E-mail is an inherently insecure medium. Whereas traditional bank paper and electronic payment systems have levels of security built in, e-mail does not. E-mail payment systems use e-mail for notification and traditional banking systems to transfer funds. However, the actual security of payments remains relevant and can be divided into two main concerns: transaction-level security and user authentication. The first is more straightforward and concerns the safeguarding of sensitive payment details while in transit. This can be addressed by 128-bit data encryption in a secured socket layer (SSL), which is widely accepted and is generally believed to be adequate protection even for large-value transactions. Authentication is trickier and is a justified reason why large-value payments will probably not be conducted via e-mail for some time. It is technically feasible to build a public key infrastructure behind, and an e-mail payment system to authenticate parties to a transaction, and hence provide dual-factor strong authentication, but this is not necessarily a good user experience and is certainly not an established habit yet.


So how great is the long-term potential for electronic payment solutions? Going back to our original questions - how relevant will they be to the corporate treasurer, and what impact will they have on cash and treasury management?

The answers to the latter questions are, probably not much in the short- and medium-terms. But the longer-term possibilities are clear. Electronic transmission of funds - both within one country and cross-border - using e-mail and mobile can provide significant benefits. Convenience is the first and foremost benefit; second comes cost savings; and finally, in some cases - security. It is possible to envisage a future where the following and more may be commonplace:

- e-mail payments will be used in the corporate world for domestic and cross-border payments;

- companies of all sizes will use e-mail for bulk payments such as automated clearing house and payroll functions; and

- treasurers will be notified of receivables by e-mail, which can be seamlessly and automatically reconciled with the original invoice information.

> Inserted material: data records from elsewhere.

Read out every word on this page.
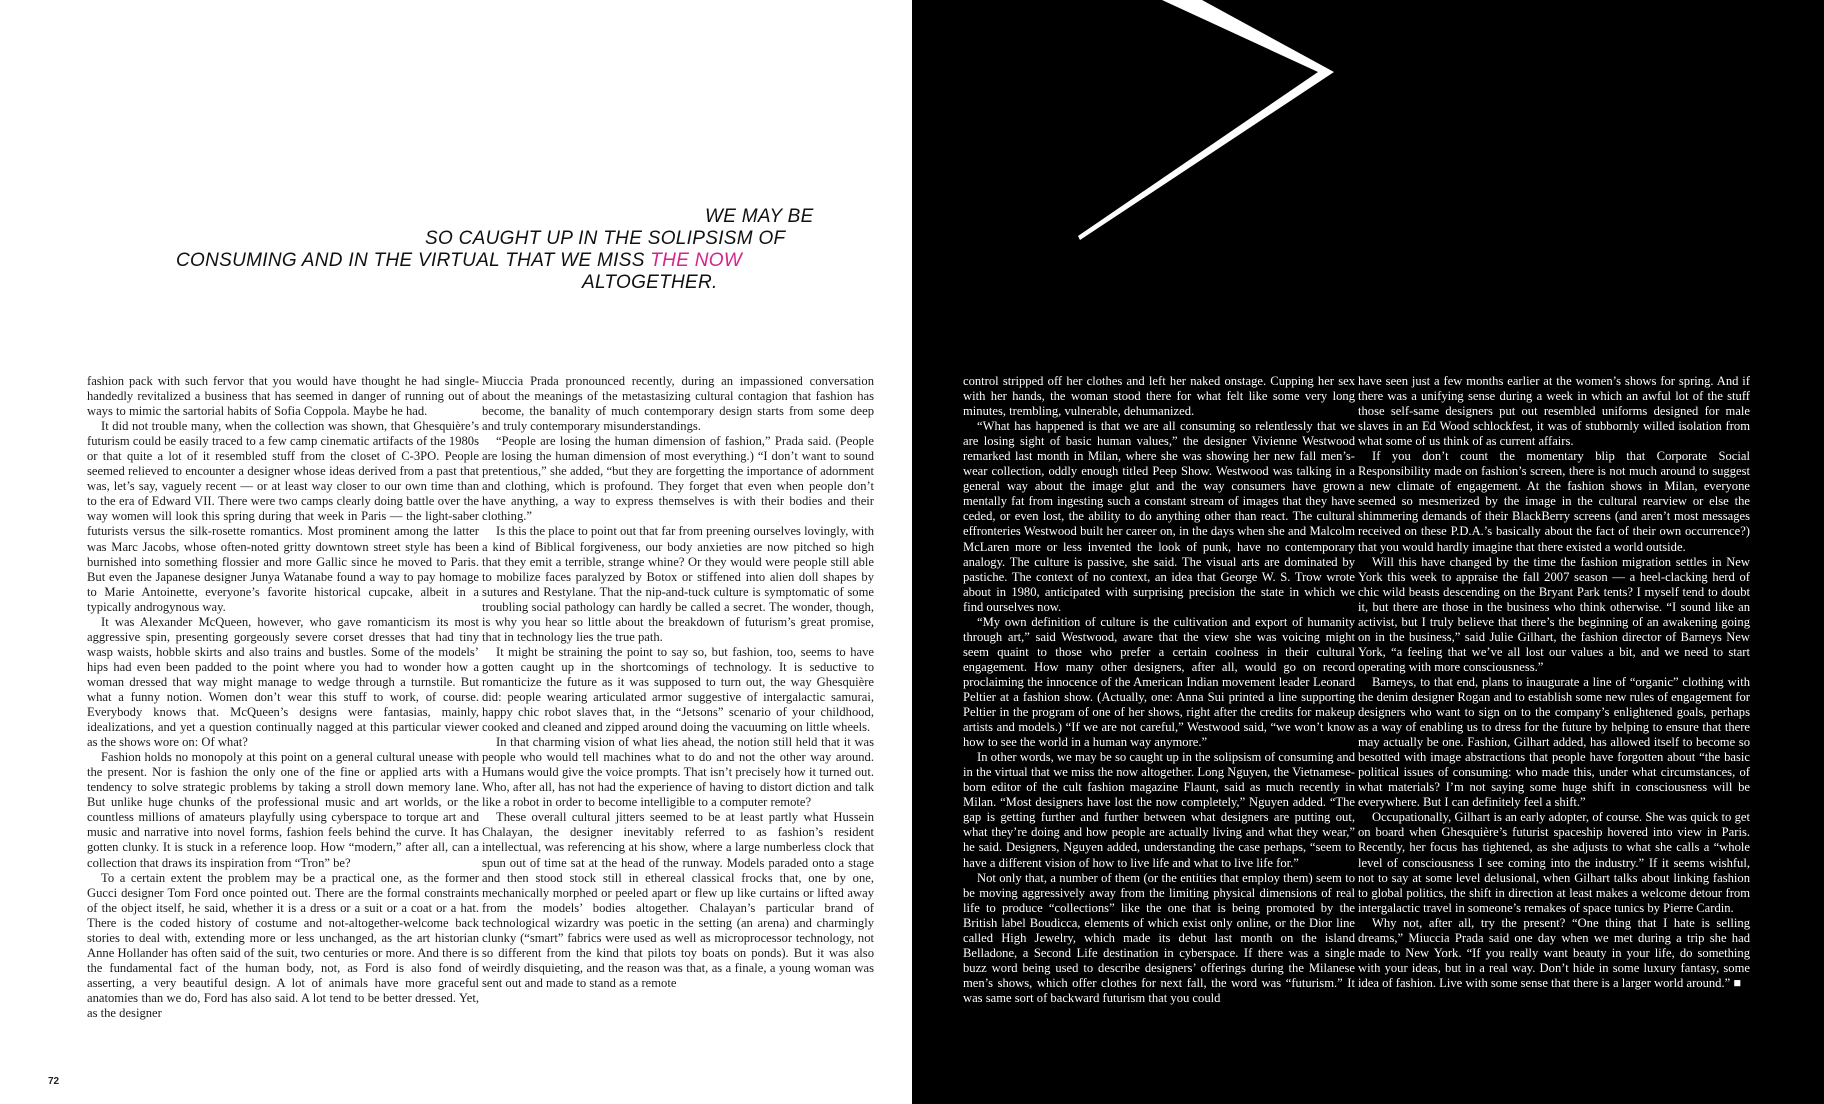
WE MAY BE
SO CAUGHT UP IN THE SOLIPSISM OF
CONSUMING AND IN THE VIRTUAL THAT WE MISS THE NOW
ALTOGETHER.

fashion pack with such fervor that you would have thought he had single-handedly revitalized a business that has seemed in danger of running out of ways to mimic the sartorial habits of Sofia Coppola. Maybe he had.

It did not trouble many, when the collection was shown, that Ghesquière’s futurism could be easily traced to a few camp cinematic artifacts of the 1980s or that quite a lot of it resembled stuff from the closet of C-3PO. People seemed relieved to encounter a designer whose ideas derived from a past that was, let’s say, vaguely recent — or at least way closer to our own time than to the era of Edward VII. There were two camps clearly doing battle over the way women will look this spring during that week in Paris — the light-saber futurists versus the silk-rosette romantics. Most prominent among the latter was Marc Jacobs, whose often-noted gritty downtown street style has been burnished into something flossier and more Gallic since he moved to Paris. But even the Japanese designer Junya Watanabe found a way to pay homage to Marie Antoinette, everyone’s favorite historical cupcake, albeit in a typically androgynous way.

It was Alexander McQueen, however, who gave romanticism its most aggressive spin, presenting gorgeously severe corset dresses that had tiny wasp waists, hobble skirts and also trains and bustles. Some of the models’ hips had even been padded to the point where you had to wonder how a woman dressed that way might manage to wedge through a turnstile. But what a funny notion. Women don’t wear this stuff to work, of course. Everybody knows that. McQueen’s designs were fantasias, mainly, idealizations, and yet a question continually nagged at this particular viewer as the shows wore on: Of what?

Fashion holds no monopoly at this point on a general cultural unease with the present. Nor is fashion the only one of the fine or applied arts with a tendency to solve strategic problems by taking a stroll down memory lane. But unlike huge chunks of the professional music and art worlds, or the countless millions of amateurs playfully using cyberspace to torque art and music and narrative into novel forms, fashion feels behind the curve. It has gotten clunky. It is stuck in a reference loop. How “modern,” after all, can a collection that draws its inspiration from “Tron” be?

To a certain extent the problem may be a practical one, as the former Gucci designer Tom Ford once pointed out. There are the formal constraints of the object itself, he said, whether it is a dress or a suit or a coat or a hat. There is the coded history of costume and not-altogether-welcome back stories to deal with, extending more or less unchanged, as the art historian Anne Hollander has often said of the suit, two centuries or more. And there is the fundamental fact of the human body, not, as Ford is also fond of asserting, a very beautiful design. A lot of animals have more graceful anatomies than we do, Ford has also said. A lot tend to be better dressed. Yet, as the designer

Miuccia Prada pronounced recently, during an impassioned conversation about the meanings of the metastasizing cultural contagion that fashion has become, the banality of much contemporary design starts from some deep and truly contemporary misunderstandings.

“People are losing the human dimension of fashion,” Prada said. (People are losing the human dimension of most everything.) “I don’t want to sound pretentious,” she added, “but they are forgetting the importance of adornment and clothing, which is profound. They forget that even when people don’t have anything, a way to express themselves is with their bodies and their clothing.”

Is this the place to point out that far from preening ourselves lovingly, with a kind of Biblical forgiveness, our body anxieties are now pitched so high that they emit a terrible, strange whine? Or they would were people still able to mobilize faces paralyzed by Botox or stiffened into alien doll shapes by sutures and Restylane. That the nip-and-tuck culture is symptomatic of some troubling social pathology can hardly be called a secret. The wonder, though, is why you hear so little about the breakdown of futurism’s great promise, that in technology lies the true path.

It might be straining the point to say so, but fashion, too, seems to have gotten caught up in the shortcomings of technology. It is seductive to romanticize the future as it was supposed to turn out, the way Ghesquière did: people wearing articulated armor suggestive of intergalactic samurai, happy chic robot slaves that, in the “Jetsons” scenario of your childhood, cooked and cleaned and zipped around doing the vacuuming on little wheels.

In that charming vision of what lies ahead, the notion still held that it was people who would tell machines what to do and not the other way around. Humans would give the voice prompts. That isn’t precisely how it turned out. Who, after all, has not had the experience of having to distort diction and talk like a robot in order to become intelligible to a computer remote?

These overall cultural jitters seemed to be at least partly what Hussein Chalayan, the designer inevitably referred to as fashion’s resident intellectual, was referencing at his show, where a large numberless clock that spun out of time sat at the head of the runway. Models paraded onto a stage and then stood stock still in ethereal classical frocks that, one by one, mechanically morphed or peeled apart or flew up like curtains or lifted away from the models’ bodies altogether. Chalayan’s particular brand of technological wizardry was poetic in the setting (an arena) and charmingly clunky (“smart” fabrics were used as well as microprocessor technology, not so different from the kind that pilots toy boats on ponds). But it was also weirdly disquieting, and the reason was that, as a finale, a young woman was sent out and made to stand as a remote

72

control stripped off her clothes and left her naked onstage. Cupping her sex with her hands, the woman stood there for what felt like some very long minutes, trembling, vulnerable, dehumanized.

“What has happened is that we are all consuming so relentlessly that we are losing sight of basic human values,” the designer Vivienne Westwood remarked last month in Milan, where she was showing her new fall men’s-wear collection, oddly enough titled Peep Show. Westwood was talking in a general way about the image glut and the way consumers have grown mentally fat from ingesting such a constant stream of images that they have ceded, or even lost, the ability to do anything other than react. The cultural effronteries Westwood built her career on, in the days when she and Malcolm McLaren more or less invented the look of punk, have no contemporary analogy. The culture is passive, she said. The visual arts are dominated by pastiche. The context of no context, an idea that George W. S. Trow wrote about in 1980, anticipated with surprising precision the state in which we find ourselves now.

“My own definition of culture is the cultivation and export of humanity through art,” said Westwood, aware that the view she was voicing might seem quaint to those who prefer a certain coolness in their cultural engagement. How many other designers, after all, would go on record proclaiming the innocence of the American Indian movement leader Leonard Peltier at a fashion show. (Actually, one: Anna Sui printed a line supporting Peltier in the program of one of her shows, right after the credits for makeup artists and models.) “If we are not careful,” Westwood said, “we won’t know how to see the world in a human way anymore.”

In other words, we may be so caught up in the solipsism of consuming and in the virtual that we miss the now altogether. Long Nguyen, the Vietnamese-born editor of the cult fashion magazine Flaunt, said as much recently in Milan. “Most designers have lost the now completely,” Nguyen added. “The gap is getting further and further between what designers are putting out, what they’re doing and how people are actually living and what they wear,” he said. Designers, Nguyen added, understanding the case perhaps, “seem to have a different vision of how to live life and what to live life for.”

Not only that, a number of them (or the entities that employ them) seem to be moving aggressively away from the limiting physical dimensions of real life to produce “collections” like the one that is being promoted by the British label Boudicca, elements of which exist only online, or the Dior line called High Jewelry, which made its debut last month on the island Belladone, a Second Life destination in cyberspace. If there was a single buzz word being used to describe designers’ offerings during the Milanese men’s shows, which offer clothes for next fall, the word was “futurism.” It was same sort of backward futurism that you could

have seen just a few months earlier at the women’s shows for spring. And if there was a unifying sense during a week in which an awful lot of the stuff those self-same designers put out resembled uniforms designed for male slaves in an Ed Wood schlockfest, it was of stubbornly willed isolation from what some of us think of as current affairs.

If you don’t count the momentary blip that Corporate Social Responsibility made on fashion’s screen, there is not much around to suggest a new climate of engagement. At the fashion shows in Milan, everyone seemed so mesmerized by the image in the cultural rearview or else the shimmering demands of their BlackBerry screens (and aren’t most messages received on these P.D.A.’s basically about the fact of their own occurrence?) that you would hardly imagine that there existed a world outside.

Will this have changed by the time the fashion migration settles in New York this week to appraise the fall 2007 season — a heel-clacking herd of chic wild beasts descending on the Bryant Park tents? I myself tend to doubt it, but there are those in the business who think otherwise. “I sound like an activist, but I truly believe that there’s the beginning of an awakening going on in the business,” said Julie Gilhart, the fashion director of Barneys New York, “a feeling that we’ve all lost our values a bit, and we need to start operating with more consciousness.”

Barneys, to that end, plans to inaugurate a line of “organic” clothing with the denim designer Rogan and to establish some new rules of engagement for designers who want to sign on to the company’s enlightened goals, perhaps as a way of enabling us to dress for the future by helping to ensure that there may actually be one. Fashion, Gilhart added, has allowed itself to become so besotted with image abstractions that people have forgotten about “the basic political issues of consuming: who made this, under what circumstances, of what materials? I’m not saying some huge shift in consciousness will be everywhere. But I can definitely feel a shift.”

Occupationally, Gilhart is an early adopter, of course. She was quick to get on board when Ghesquière’s futurist spaceship hovered into view in Paris. Recently, her focus has tightened, as she adjusts to what she calls a “whole level of consciousness I see coming into the industry.” If it seems wishful, not to say at some level delusional, when Gilhart talks about linking fashion to global politics, the shift in direction at least makes a welcome detour from intergalactic travel in someone’s remakes of space tunics by Pierre Cardin.

Why not, after all, try the present? “One thing that I hate is selling dreams,” Miuccia Prada said one day when we met during a trip she had made to New York. “If you really want beauty in your life, do something with your ideas, but in a real way. Don’t hide in some luxury fantasy, some idea of fashion. Live with some sense that there is a larger world around.” ■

However, at present, the number of consumers enrolled in proprietary e-mail payment solutions (outside the US) is small and the number of active users smaller still. Likewise, the number of companies accepting payment by e-mail remains low. But growth rates have risen significantly of late, and it appears that the 100 million-user mark globally is not too far away. Thus, while corporations may not see a clear benefit from embracing such technology today, tomorrow could be a different story.